The application notes include recommended starting dilutions; optimal dilutions/concentrations should be determined by the end user.
IP: Use at 2-5 µg/mg of lysate.
WB: 1/2000 - 1/10000. Predicted molecular weight: 90 kDa.
Not yet tested in other applications.
Optimal dilutions/concentrations should be determined by the end user.
Ubiquitin-editing enzyme that contains both ubiquitin ligase and deubiquitinase activities. Essential component of a ubiquitin-editing protein complex, comprising also RNF11, ITCH and TAX1BP1, that ensures the transient nature of inflammatory signaling pathways. Upon TNF stimulation, deubiquitinates 'Lys-63'-polyubiquitin chains on RIPK1 and catalyzes the formation of 'Lys-48'-polyubiquitin chains. This leads to RIPK1 proteasomal degradation and consequently termination of the TNF- or LPS-mediated activation of NF-kappa-B. In vitro able to deubiquitinate both 'Lys-48'- and 'Lys-63' polyubiquitin chains. Inhibitor of programmed cell death. Has a role in the function of the lymphoid system.
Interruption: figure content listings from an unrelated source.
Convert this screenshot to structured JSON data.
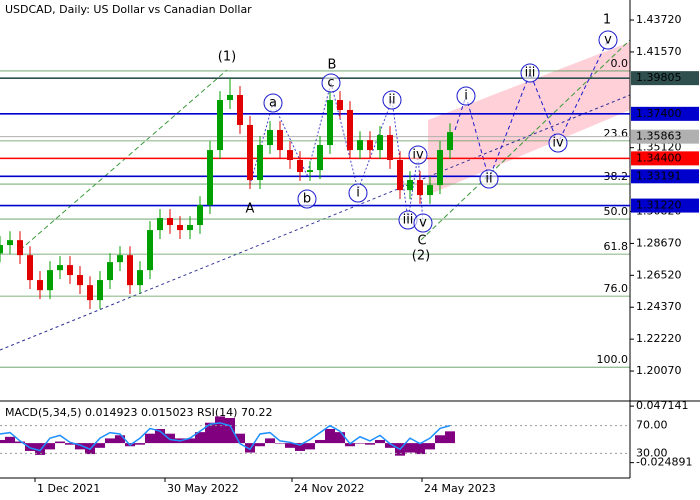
{
  "chart_data": {
    "type": "candlestick",
    "title": "USDCAD, Daily:  US Dollar vs Canadian Dollar",
    "x": [
      -35,
      -25,
      -15,
      -5,
      5,
      15,
      25,
      35,
      45,
      55,
      65,
      75,
      85,
      95,
      105,
      115,
      125,
      135,
      145,
      155,
      165,
      175,
      185,
      195,
      205,
      215,
      225,
      235,
      245,
      255,
      265,
      275,
      285,
      295,
      305,
      315,
      325,
      335,
      345,
      355,
      365,
      375,
      385,
      395,
      405,
      415
    ],
    "open": [
      1.28,
      1.2856,
      1.2889,
      1.2788,
      1.262,
      1.2552,
      1.2687,
      1.2721,
      1.2654,
      1.2586,
      1.2485,
      1.262,
      1.2741,
      1.2788,
      1.2586,
      1.2687,
      1.2957,
      1.3038,
      1.2991,
      1.2957,
      1.2991,
      1.3125,
      1.3496,
      1.3833,
      1.3867,
      1.3665,
      1.3294,
      1.353,
      1.3631,
      1.3496,
      1.3429,
      1.3348,
      1.3361,
      1.353,
      1.3833,
      1.3766,
      1.3496,
      1.3563,
      1.3496,
      1.3597,
      1.3429,
      1.3226,
      1.3294,
      1.3193,
      1.326,
      1.3496
    ],
    "high": [
      1.2916,
      1.2949,
      1.2949,
      1.2848,
      1.268,
      1.2747,
      1.2781,
      1.2781,
      1.2714,
      1.2646,
      1.268,
      1.2801,
      1.2848,
      1.2848,
      1.2747,
      1.3017,
      1.3098,
      1.3098,
      1.3051,
      1.3051,
      1.3185,
      1.3556,
      1.3893,
      1.3977,
      1.3927,
      1.3725,
      1.359,
      1.3691,
      1.3691,
      1.3556,
      1.3489,
      1.3421,
      1.359,
      1.3893,
      1.3893,
      1.3826,
      1.3623,
      1.3623,
      1.3657,
      1.3657,
      1.3489,
      1.3354,
      1.3354,
      1.332,
      1.3556,
      1.3677
    ],
    "low": [
      1.274,
      1.2796,
      1.2728,
      1.256,
      1.2492,
      1.2492,
      1.2627,
      1.2594,
      1.2526,
      1.2425,
      1.2425,
      1.256,
      1.2681,
      1.2526,
      1.2526,
      1.2627,
      1.2897,
      1.2931,
      1.2897,
      1.2897,
      1.2931,
      1.3065,
      1.3436,
      1.3773,
      1.3605,
      1.3234,
      1.3234,
      1.347,
      1.3436,
      1.3369,
      1.3288,
      1.3288,
      1.3301,
      1.347,
      1.3706,
      1.3436,
      1.3436,
      1.3436,
      1.3436,
      1.3369,
      1.3166,
      1.3166,
      1.3133,
      1.3133,
      1.32,
      1.3436
    ],
    "close": [
      1.2856,
      1.2889,
      1.2788,
      1.262,
      1.2552,
      1.2687,
      1.2721,
      1.2654,
      1.2586,
      1.2485,
      1.262,
      1.2741,
      1.2788,
      1.2586,
      1.2687,
      1.2957,
      1.3038,
      1.2991,
      1.2957,
      1.2991,
      1.3125,
      1.3496,
      1.3833,
      1.3867,
      1.3665,
      1.3294,
      1.353,
      1.3631,
      1.3496,
      1.3429,
      1.3348,
      1.3361,
      1.353,
      1.3833,
      1.3766,
      1.3496,
      1.3563,
      1.3496,
      1.3597,
      1.3429,
      1.3226,
      1.3294,
      1.3193,
      1.326,
      1.3496,
      1.3617
    ],
    "up_color": "#00a000",
    "down_color": "#e00000",
    "xlim": [
      -35,
      595
    ],
    "xticks": [
      {
        "value": 0,
        "label": "1 Dec 2021"
      },
      {
        "value": 130,
        "label": "30 May 2022"
      },
      {
        "value": 257,
        "label": "24 Nov 2022"
      },
      {
        "value": 387,
        "label": "24 May 2023"
      }
    ],
    "ylim": [
      1.1812,
      1.4507
    ],
    "yticks": [
      {
        "value": 1.4372,
        "label": "1.43720"
      },
      {
        "value": 1.4157,
        "label": "1.41570"
      },
      {
        "value": 1.3512,
        "label": "1.35120"
      },
      {
        "value": 1.3082,
        "label": "1.30820"
      },
      {
        "value": 1.2867,
        "label": "1.28670"
      },
      {
        "value": 1.2652,
        "label": "1.26520"
      },
      {
        "value": 1.2437,
        "label": "1.24370"
      },
      {
        "value": 1.2222,
        "label": "1.22220"
      },
      {
        "value": 1.2007,
        "label": "1.20070"
      }
    ],
    "levels": [
      {
        "value": 1.39805,
        "label": "1.39805",
        "color": "#2f4f4f"
      },
      {
        "value": 1.374,
        "label": "1.37400",
        "color": "#0000cd"
      },
      {
        "value": 1.35863,
        "label": "1.35863",
        "color": "#b0b0b0"
      },
      {
        "value": 1.344,
        "label": "1.34400",
        "color": "#ff0000"
      },
      {
        "value": 1.33191,
        "label": "1.33191",
        "color": "#0000cd"
      },
      {
        "value": 1.3122,
        "label": "1.31220",
        "color": "#0000cd"
      }
    ],
    "fib_levels": {
      "labels": [
        "0.0",
        "23.6",
        "38.2",
        "50.0",
        "61.8",
        "76.0",
        "100.0"
      ],
      "prices": [
        1.4029,
        1.3558,
        1.3267,
        1.3031,
        1.2795,
        1.2512,
        1.2033
      ],
      "color": "#5a9a5a"
    },
    "wave_labels": [
      {
        "text": "1",
        "color": "#cc0000",
        "style": "big"
      },
      {
        "text": "v",
        "color": "#1a1acc",
        "style": "circle"
      },
      {
        "text": "(1)",
        "color": "#3a9a3a",
        "style": "plain"
      },
      {
        "text": "(2)",
        "color": "#3a9a3a",
        "style": "plain"
      },
      {
        "text": "A",
        "color": "#a02020",
        "style": "plain"
      },
      {
        "text": "B",
        "color": "#a02020",
        "style": "plain"
      },
      {
        "text": "C",
        "color": "#a02020",
        "style": "plain"
      },
      {
        "text": "a",
        "color": "#1a1acc",
        "style": "circle"
      },
      {
        "text": "b",
        "color": "#1a1acc",
        "style": "circle"
      },
      {
        "text": "c",
        "color": "#1a1acc",
        "style": "circle"
      },
      {
        "text": "i",
        "color": "#1a1acc",
        "style": "circle"
      },
      {
        "text": "ii",
        "color": "#1a1acc",
        "style": "circle"
      },
      {
        "text": "iii",
        "color": "#1a1acc",
        "style": "circle"
      },
      {
        "text": "iv",
        "color": "#1a1acc",
        "style": "circle"
      },
      {
        "text": "v",
        "color": "#1a1acc",
        "style": "circle"
      },
      {
        "text": "i",
        "color": "#1a1acc",
        "style": "circle"
      },
      {
        "text": "ii",
        "color": "#1a1acc",
        "style": "circle"
      },
      {
        "text": "iii",
        "color": "#1a1acc",
        "style": "circle"
      },
      {
        "text": "iv",
        "color": "#1a1acc",
        "style": "circle"
      }
    ],
    "indicator": {
      "header": "MACD(5,34,5) 0.014923 0.015023 RSI(14) 70.22",
      "macd": [
        0.004,
        0.008,
        0.002,
        -0.01,
        -0.015,
        -0.008,
        0.002,
        -0.002,
        -0.008,
        -0.014,
        -0.006,
        0.006,
        0.01,
        -0.004,
        -0.002,
        0.012,
        0.018,
        0.012,
        0.006,
        0.006,
        0.014,
        0.026,
        0.034,
        0.032,
        0.012,
        -0.012,
        -0.004,
        0.006,
        0.0,
        -0.006,
        -0.01,
        -0.008,
        0.004,
        0.018,
        0.014,
        -0.004,
        0.0,
        -0.002,
        0.004,
        -0.006,
        -0.016,
        -0.012,
        -0.014,
        -0.008,
        0.01,
        0.015
      ],
      "macd_color": "#800080",
      "macd_ylim": [
        -0.0432,
        0.0524
      ],
      "macd_yticks": [
        0.047141,
        -0.024891
      ],
      "rsi": [
        58,
        60,
        48,
        38,
        34,
        52,
        56,
        46,
        42,
        36,
        52,
        60,
        58,
        42,
        52,
        66,
        62,
        50,
        48,
        52,
        62,
        72,
        74,
        70,
        44,
        36,
        58,
        60,
        48,
        46,
        42,
        50,
        60,
        70,
        62,
        44,
        54,
        48,
        56,
        44,
        36,
        52,
        44,
        52,
        66,
        70
      ],
      "rsi_color": "#1e90ff",
      "rsi_ylim": [
        -4.0,
        104.1
      ],
      "rsi_yticks": [
        {
          "value": 70,
          "label": "70.00"
        },
        {
          "value": 30,
          "label": "30.00"
        }
      ]
    }
  }
}
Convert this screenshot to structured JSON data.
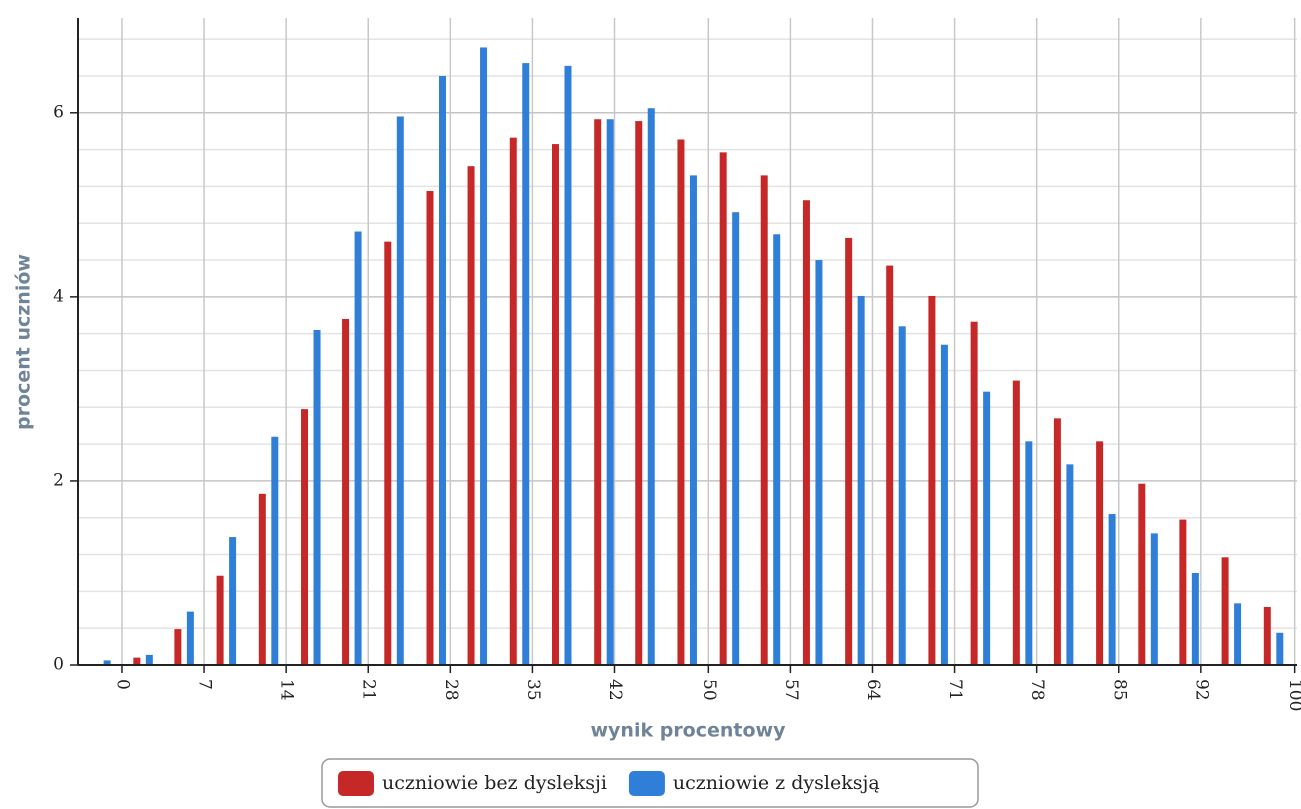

Belongs to the peptidase C64 family. Contains 7 A20-type zinc fingers. Contains 1 OTU domain.
The A20-type zinc fingers mediate the ubiquitin ligase activity. The OTU domain mediates the deubiquitinase activity.
ab93868, at 1 µg/ml, detecting TNFAIP3 in HeLa whole cell lysate by WB of IP.
Lane 1: IP with ab93868 at 3 µg/mg of lysate.
Lane 2: Control IgG.
1 mg of lysate was used for IP and 20% of the IP was loaded.
Detection: Chemiluminescence an with exposure time of 30 seconds.